AAV with Enh358MCK promoter driven RFP-T2A-WGA-FLPo

This AAV expresses RFP-T2A-WGA-FLPo driven by a muscle Enh358MCK promoter.

Muscle creatine kinase (MCK) is highly active in all striated muscles. MCK is the most abundant non-mitochondrial mRNA that is expressed in all skeletal muscle fiber types and is also highly active in cardiac muscle. The main regulatory regions in the murine MCK gene include a 358 bp proximal promoter and a muscle-specific, 200bp enhancer located approximately 1.1 kb away from the transcription start site. The muscle-specific enhancer contains 2 copies of E-Boxes, which are believed to be critical for the enhancer activity. Enh358MCK (Enh stands for enhancer, and 358MCK stands for the 358bp MCK proximal promoter) is constructed by ligating the ~200bp enhancer with the 358 bp proximal promoter of the murine MCK gene. This artificial promoter of about 0.6 Kb displays more or less the same activity as that of the full length 1.3 Kb MCKpromoter.

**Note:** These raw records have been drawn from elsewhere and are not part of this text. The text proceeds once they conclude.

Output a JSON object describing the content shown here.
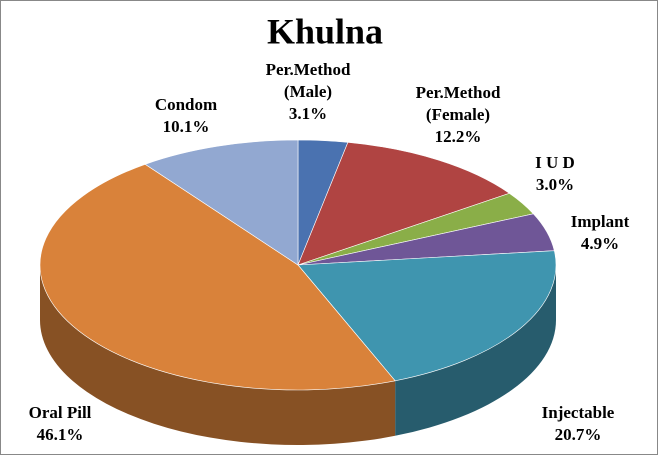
{
  "chart_data": {
    "type": "pie3d",
    "title": "Khulna",
    "categories": [
      "Per.Method\n(Male)",
      "Per.Method\n(Female)",
      "I U D",
      "Implant",
      "Injectable",
      "Oral Pill",
      "Condom"
    ],
    "values": [
      3.1,
      12.2,
      3.0,
      4.9,
      20.7,
      46.1,
      10.1
    ],
    "value_labels": [
      "3.1%",
      "12.2%",
      "3.0%",
      "4.9%",
      "20.7%",
      "46.1%",
      "10.1%"
    ],
    "colors": [
      "#4a72b0",
      "#b04442",
      "#8aae48",
      "#6f5697",
      "#3f95af",
      "#d9823a",
      "#92a8d1"
    ]
  }
}
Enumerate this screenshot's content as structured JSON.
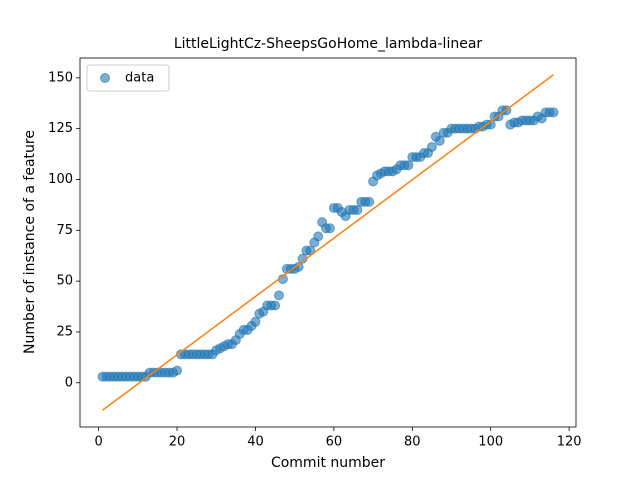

The short 2A peptide sequences, when cloned in-frame between two genes, allow for efficient, stoichiometric production of discrete protein products within a single vector through a novel "cleavage" event within the 2A peptide sequence. This differs from conventional approaches for multiple protein expressions, such as IRES-mediated bicistronic gene expression, which has several limitations including imbalanced protein expression. The use of 2A peptide sequences alleviates these concerns, since 2A-mediated "self-cleavage" gives rise to a 1:1 ratio of the two separate proteins. Several forms of 2A peptide are commonly used: T2A (Thoseaasigna virus 2A), P2A (porcine teschovirus-1 2A), E2A (equine rhinitis A virus), and F2A (foot-and-mouth disease virus, FMDV 2A).

Wheat germ agglutinin (WGA) is a transcellular tracer protein. It is commonly used in combination with another protein, such as Cre recombinase, to allow movement of the protein between cells

FLPo is a codon-optimized version of FLPe that greatly increases the protein expression and the FRT recombination efficiency in mouse cells. FLP is a site-specific recombinase (SSR) from the _ integrase family which recognizes distinct 34 bp FRT sites. Like Cre/LoxP system, the FLP/FRT system has been widely used for gene expression and generating conditional knockout mice, mediated by the FLP/FRT system. Initial use of FLP in mammalian cells revealed inefficient recombinase activity due to thermal instability of the FLP protein. Subsequent screening for thermostable mutants resulted in the identification of FLPe which has a 4-fold higher recombination efficiency at 37oC than original FLP. However, the recombination efficiency of FLPe in cells remains very low relative to other recombinases because of its non-mammalian origin. FLPo is engineered by codon optimization of FLPe, and gives much higher expression and activity than FLPe.